J Robot Surg. 2025 Jun 23;19(1):320. doi: 10.1007/s11701-025-02448-5.
To compare the surgical outcomes of robot-assisted hysterectomy (RAH) for benign diseases using da Vinci SP (SP) and da Vinci Xi (Xi). A retrospective study with propensity score matching (PSM) analysis. An urban general hospital in Japan. 346 patients who underwent RAH at a single institution between May 2023 and April 2024. A 1:1 PSM analysis was performed using age, body mass index, number of previous deliveries, history of abdominal surgery, uterine weight, and severe endometriosis as covariates. Variables extracted for analysis included operative time, docking time, console time, estimated blood loss (EBL), hemoglobin drop, postoperative hospital stay, major intraoperative complication rates, and postoperative complication rates (Clavien-Dindo classification ≥ Grade 3), conversion to laparotomy, and blood transfusion requirements. After PSM, 262 patients (131 in each group) were included in this study. The median (range) of operative time, docking time, console time, EBL, and postoperative hospital stay were 94 (39-191) vs. 77 (33-194) min (p < 0.001), 2 (1-8) vs. 2 (1-6) min (p=0.088), 66 (27-178) vs. 62 (25-144) min (p=0.003), 5 (5-650) vs. 5 (5-350) mL (p=0.394), and 4 (3-15) vs. 4 (3-9) days (p=0.688), respectively, for SP and Xi groups. No major intraoperative complications, blood transfusions, or conversions to laparotomy were observed in either group. Postoperative complications occurred in 3.1% and 1.5% of patients of SP and Xi groups, respectively (p=0.684). The learning curve for RAH using SP indicated proficiency after eight cases. SP can be a safe alternative robotic platform to Xi for RAH.
比较使用da Vinci SP(SP)和da Vinci Xi(Xi)进行机器人辅助子宫切除术(RAH)治疗良性疾病的手术效果。一项采用倾向评分匹配(PSM)分析的回顾性研究。
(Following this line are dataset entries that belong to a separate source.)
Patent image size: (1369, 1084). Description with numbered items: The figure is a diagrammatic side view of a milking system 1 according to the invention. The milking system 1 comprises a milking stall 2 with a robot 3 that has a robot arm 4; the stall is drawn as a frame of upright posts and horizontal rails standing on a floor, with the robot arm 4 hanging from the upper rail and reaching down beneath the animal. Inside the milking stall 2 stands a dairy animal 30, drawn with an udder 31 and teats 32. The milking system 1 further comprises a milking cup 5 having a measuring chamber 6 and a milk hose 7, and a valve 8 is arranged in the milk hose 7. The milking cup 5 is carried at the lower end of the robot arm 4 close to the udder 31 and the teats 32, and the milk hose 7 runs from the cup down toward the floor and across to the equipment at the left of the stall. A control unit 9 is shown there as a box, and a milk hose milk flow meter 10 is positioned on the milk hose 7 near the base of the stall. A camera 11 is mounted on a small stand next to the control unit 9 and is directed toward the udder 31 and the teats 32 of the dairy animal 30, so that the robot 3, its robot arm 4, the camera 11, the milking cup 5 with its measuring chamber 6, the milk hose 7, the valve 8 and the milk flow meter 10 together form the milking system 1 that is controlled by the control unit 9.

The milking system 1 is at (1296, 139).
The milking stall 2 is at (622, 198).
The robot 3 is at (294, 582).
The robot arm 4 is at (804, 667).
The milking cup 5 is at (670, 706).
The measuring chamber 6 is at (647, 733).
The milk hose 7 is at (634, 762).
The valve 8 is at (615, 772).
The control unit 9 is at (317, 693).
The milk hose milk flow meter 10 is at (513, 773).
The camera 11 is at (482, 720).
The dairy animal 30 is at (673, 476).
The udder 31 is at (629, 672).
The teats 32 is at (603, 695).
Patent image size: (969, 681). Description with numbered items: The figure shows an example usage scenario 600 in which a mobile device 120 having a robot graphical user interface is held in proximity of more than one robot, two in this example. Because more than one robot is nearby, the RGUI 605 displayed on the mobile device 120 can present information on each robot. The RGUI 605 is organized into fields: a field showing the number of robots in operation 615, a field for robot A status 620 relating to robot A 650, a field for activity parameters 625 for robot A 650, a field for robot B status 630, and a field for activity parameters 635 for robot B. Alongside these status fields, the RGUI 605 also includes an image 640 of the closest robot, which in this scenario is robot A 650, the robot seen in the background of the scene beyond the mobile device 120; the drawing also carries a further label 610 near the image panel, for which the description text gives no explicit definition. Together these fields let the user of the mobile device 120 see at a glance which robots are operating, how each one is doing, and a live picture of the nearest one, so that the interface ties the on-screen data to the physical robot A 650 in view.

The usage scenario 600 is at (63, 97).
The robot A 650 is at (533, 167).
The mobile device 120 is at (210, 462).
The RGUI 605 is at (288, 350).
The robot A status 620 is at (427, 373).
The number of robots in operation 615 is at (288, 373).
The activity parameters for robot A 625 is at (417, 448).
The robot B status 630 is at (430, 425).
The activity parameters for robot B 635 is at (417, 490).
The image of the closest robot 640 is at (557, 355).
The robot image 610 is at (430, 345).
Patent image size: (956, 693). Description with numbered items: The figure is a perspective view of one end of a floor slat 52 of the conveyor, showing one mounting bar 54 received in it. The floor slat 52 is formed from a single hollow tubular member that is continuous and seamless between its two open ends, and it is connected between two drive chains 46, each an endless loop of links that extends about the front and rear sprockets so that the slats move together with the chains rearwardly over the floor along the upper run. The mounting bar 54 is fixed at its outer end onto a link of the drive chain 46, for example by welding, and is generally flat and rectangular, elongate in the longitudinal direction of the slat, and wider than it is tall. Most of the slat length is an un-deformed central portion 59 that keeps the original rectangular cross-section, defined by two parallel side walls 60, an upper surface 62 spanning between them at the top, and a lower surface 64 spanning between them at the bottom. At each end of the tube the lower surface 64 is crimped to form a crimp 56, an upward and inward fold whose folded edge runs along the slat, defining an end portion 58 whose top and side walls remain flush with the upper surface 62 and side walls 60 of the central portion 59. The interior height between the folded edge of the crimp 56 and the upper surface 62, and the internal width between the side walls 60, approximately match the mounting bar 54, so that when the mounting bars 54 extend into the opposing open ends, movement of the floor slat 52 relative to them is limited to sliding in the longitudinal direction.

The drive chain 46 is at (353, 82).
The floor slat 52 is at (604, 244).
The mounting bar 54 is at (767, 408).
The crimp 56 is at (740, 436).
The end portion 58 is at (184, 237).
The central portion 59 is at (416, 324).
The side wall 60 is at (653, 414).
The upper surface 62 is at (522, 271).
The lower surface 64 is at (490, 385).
日本一家城市综合医院。2023年5月至2024年4月期间在单一机构接受RAH的346例患者。以年龄、体重指数、既往分娩次数、腹部手术史、子宫重量和重度子宫内膜异位症作为协变量进行1:1 PSM分析。提取用于分析的变量包括手术时间、对接时间、控制台操作时间、估计失血量(EBL)、血红蛋白下降、术后住院时间、术中主要并发症发生率、术后并发症发生率(Clavien-Dindo分级≥3级)、转为开腹手术以及输血需求。PSM后,本研究纳入262例患者(每组131例)。SP组和Xi组的手术时间、对接时间、控制台操作时间、EBL和术后住院时间的中位数(范围)分别为94(39 - 191)分钟对77(33 - 194)分钟(p < 0.001)、2(1 - 8)分钟对2(1 - 6)分钟(p = 0.088)、66(27 - 178)分钟对62(25 - 144)分钟(p = 0.003)、5(5 - 650)毫升对5(5 - 350)毫升(p = 0.394)、4(3 - 15)天对4(3 - 9)天(p = 0.688)。两组均未观察到术中主要并发症、输血或转为开腹手术的情况。SP组和Xi组术后并发症发生率分别为3.1%和1.5%(p = 0.684)。使用SP进行RAH的学习曲线显示在8例手术后达到熟练程度。对于RAH,SP可以是Xi的一个安全的替代机器人平台。